MR: Our nurses and social workers typically have done a lot of work telephonically to begin with. So they continue to do that. Obviously, the big issue is that patients haven’t been going to the physician. Patients have adapted. And the use of telemedicine – before it was almost nonexistent. It became a much bigger part of practices, especially for those couple of months. For some practices, that was all they were doing, was telemedicine. In fact, we still have a couple of practices that are doing strictly telemedicine at this point. But I would say that those that have reopened their doors and have patients coming in, the telemedicine is still there, but it’s dropped off significantly. So where it might have been 70 to 80 percent of their patient visits for a couple of months, many of them are back down to the 8 to 10, maybe 20 percent range.
WHN: When it comes to paying for value, what kind of impact do you expect to see from the pandemic? Do you expect to see an increased focus?

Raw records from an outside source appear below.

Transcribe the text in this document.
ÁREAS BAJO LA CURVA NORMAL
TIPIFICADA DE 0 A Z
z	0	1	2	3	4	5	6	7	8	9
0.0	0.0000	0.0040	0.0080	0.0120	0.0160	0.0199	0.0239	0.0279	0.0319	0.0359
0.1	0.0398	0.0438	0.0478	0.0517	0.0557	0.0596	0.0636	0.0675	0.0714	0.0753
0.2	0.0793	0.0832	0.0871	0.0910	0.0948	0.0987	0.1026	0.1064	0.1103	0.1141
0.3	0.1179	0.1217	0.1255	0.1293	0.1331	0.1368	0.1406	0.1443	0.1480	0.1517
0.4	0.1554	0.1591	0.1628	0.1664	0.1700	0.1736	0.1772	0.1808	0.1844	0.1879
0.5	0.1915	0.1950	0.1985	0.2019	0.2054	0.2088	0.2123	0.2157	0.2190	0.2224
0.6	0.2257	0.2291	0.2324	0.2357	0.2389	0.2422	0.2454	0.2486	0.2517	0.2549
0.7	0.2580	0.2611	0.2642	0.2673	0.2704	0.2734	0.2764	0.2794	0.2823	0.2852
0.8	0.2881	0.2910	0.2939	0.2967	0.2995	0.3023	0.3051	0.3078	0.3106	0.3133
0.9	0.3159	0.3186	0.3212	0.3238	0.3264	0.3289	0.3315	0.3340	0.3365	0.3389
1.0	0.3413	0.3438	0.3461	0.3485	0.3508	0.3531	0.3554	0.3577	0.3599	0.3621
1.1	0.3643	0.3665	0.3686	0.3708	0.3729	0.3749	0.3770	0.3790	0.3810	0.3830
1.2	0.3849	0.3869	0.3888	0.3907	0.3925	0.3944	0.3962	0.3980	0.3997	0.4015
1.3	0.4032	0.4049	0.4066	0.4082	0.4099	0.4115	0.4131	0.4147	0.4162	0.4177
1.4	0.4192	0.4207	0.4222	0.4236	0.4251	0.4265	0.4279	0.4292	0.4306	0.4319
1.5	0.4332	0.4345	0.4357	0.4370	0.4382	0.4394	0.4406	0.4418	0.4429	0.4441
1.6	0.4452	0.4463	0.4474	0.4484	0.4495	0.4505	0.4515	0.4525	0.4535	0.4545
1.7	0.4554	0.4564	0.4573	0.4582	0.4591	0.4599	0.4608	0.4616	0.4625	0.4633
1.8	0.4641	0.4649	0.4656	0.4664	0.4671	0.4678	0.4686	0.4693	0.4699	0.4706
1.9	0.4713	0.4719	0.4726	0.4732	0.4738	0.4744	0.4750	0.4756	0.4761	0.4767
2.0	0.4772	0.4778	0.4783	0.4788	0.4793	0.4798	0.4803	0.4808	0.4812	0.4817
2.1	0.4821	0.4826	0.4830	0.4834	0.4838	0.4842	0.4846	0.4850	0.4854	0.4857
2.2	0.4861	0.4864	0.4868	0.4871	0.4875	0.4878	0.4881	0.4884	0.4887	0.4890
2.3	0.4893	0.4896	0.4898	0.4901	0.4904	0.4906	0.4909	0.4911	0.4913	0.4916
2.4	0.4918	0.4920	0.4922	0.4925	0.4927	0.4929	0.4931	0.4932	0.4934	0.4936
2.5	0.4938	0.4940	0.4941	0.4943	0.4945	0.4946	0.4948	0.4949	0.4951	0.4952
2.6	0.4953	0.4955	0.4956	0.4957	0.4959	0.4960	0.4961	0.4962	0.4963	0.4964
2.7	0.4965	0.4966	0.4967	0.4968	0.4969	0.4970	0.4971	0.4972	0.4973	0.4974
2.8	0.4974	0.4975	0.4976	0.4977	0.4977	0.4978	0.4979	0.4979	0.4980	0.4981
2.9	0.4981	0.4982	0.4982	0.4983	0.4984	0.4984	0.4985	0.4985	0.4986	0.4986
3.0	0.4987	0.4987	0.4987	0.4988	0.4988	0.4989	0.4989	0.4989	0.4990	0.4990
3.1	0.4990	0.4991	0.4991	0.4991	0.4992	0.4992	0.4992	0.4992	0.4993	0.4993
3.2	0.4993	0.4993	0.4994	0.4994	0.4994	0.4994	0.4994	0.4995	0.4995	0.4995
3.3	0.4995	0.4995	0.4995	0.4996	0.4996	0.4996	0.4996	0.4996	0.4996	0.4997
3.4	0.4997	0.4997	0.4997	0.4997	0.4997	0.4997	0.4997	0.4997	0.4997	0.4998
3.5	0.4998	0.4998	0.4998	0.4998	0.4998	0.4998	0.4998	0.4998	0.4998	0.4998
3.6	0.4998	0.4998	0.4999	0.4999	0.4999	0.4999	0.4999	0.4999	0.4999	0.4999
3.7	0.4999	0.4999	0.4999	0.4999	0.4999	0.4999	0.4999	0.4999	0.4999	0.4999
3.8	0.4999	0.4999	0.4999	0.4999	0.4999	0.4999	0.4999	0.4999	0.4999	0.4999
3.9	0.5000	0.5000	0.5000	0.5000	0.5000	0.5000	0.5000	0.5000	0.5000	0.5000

MR: It’s still to be determined. It’ll be interesting to see whether it’s the ACO or whether it’s our other payers, how quality metrics, for example, where everybody’s going to be at the end of this year as far as getting patients in for preventive exams, for routine exams, for things they’re normally supposed to get in. Because there are still people who are reluctant to come in for certain procedures or to bring their kids in for immunizations or well checks. Obviously, it’s getting less and less. More people are accessing services. But there are people who are still afraid to come into the practice. There definitely are preventive services that have been missed.
Will that have a long-term impact? Potentially. If somebody didn’t come in for whatever screening, say a colonoscopy, and they have colon cancer, that may be a missed diagnosis for some period of time until they actually go back to the doctor. So we do anticipate that there probably will be some long-term effects from that. But it’s still pretty early in the stage right now. We haven’t seen a trend yet saying a lot of this has happened.